U.S. household debt is at an all-time high. Savings rates are dwindling and nearing a low. What’s so awful about this picture? Low personal savings rates often foreshadow recessions, according to a working paper by the International Monetary Fund, posted last August.
Savings rates declined as income, employment and net worth recovered from the financial crisis and Great Recession, the study notes.
The household savings rate decreased to 6% in November 2018 from 6.20% in October. In contrast, from 1959 to 2018, the rate averaged 8.82%, according to Trading Economics.
In October 2018, credit card debt totaled $1.037 trillion, up 10.7% from September, the Federal Reserve reported. Overall consumer debt rose at an annual 7-3/4% rate.

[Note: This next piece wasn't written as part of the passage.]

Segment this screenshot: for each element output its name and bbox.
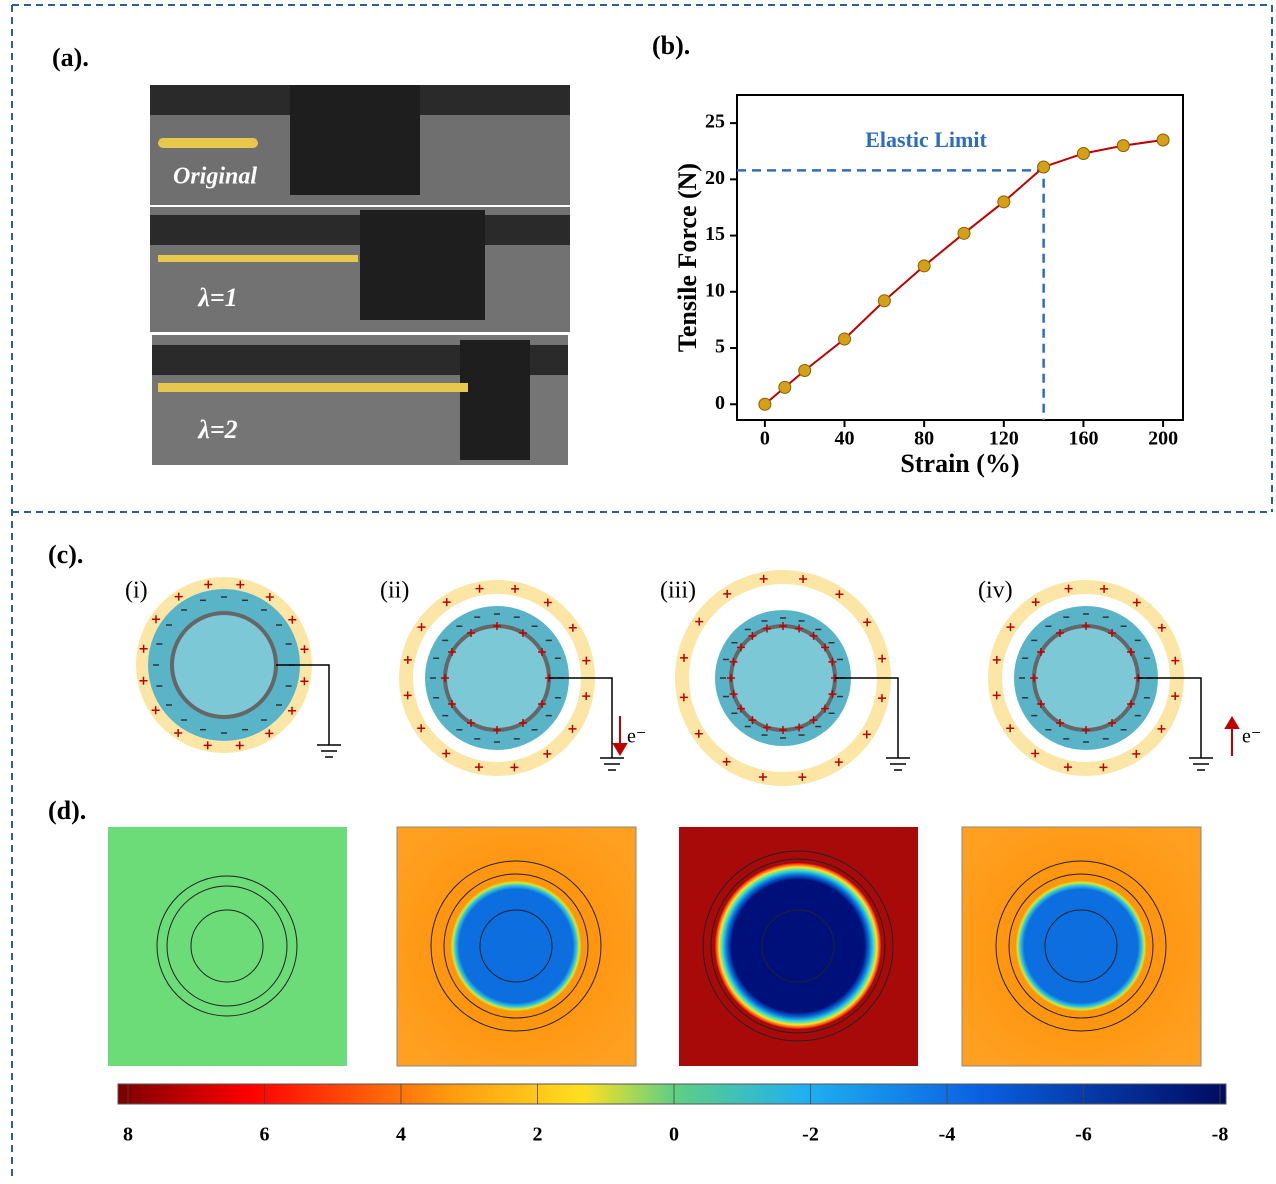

Now comes former Securities and Exchange Commission policymaker Norm Champ with a strong recommendation for financial advisors and consumers. After the global meltdown, the ex-SEC director of investment management helped stabilize the U.S. financial system and set policy changes intended to protect investors.
His advice to FAs now: “Help your clients get in shape so they’re reducing debt and not incurring new debt,” Champ says in an interview with ThinkAdvisor. ”Don’t let them fall into the spending and credit card trap. People are buying all this junk — the smartphone and all its accompaniments are burning a hole in people’s pockets.”
Champ, who wrote “Going Public: My Adventures Inside the SEC and How to Prevent the Next Devastating Crisis” (2017), is finishing up the manuscript for his next book, which is on personal finance and called “Mastering Money,” due out from McGraw-Hill later this year.
He’s on a mission to convince Americans to spend less, get a job, save money and then invest tax-deferred. It’s basic financial literacy and the crux of his new book.
“Yes, we’re a consumer economy; so the government has an incentive to get you to spend. But I’m not looking for [it] to crack down on [spending and savings],” Champ says. “I want people to strengthen themselves and resist [excessive] buying in order to improve their lives.”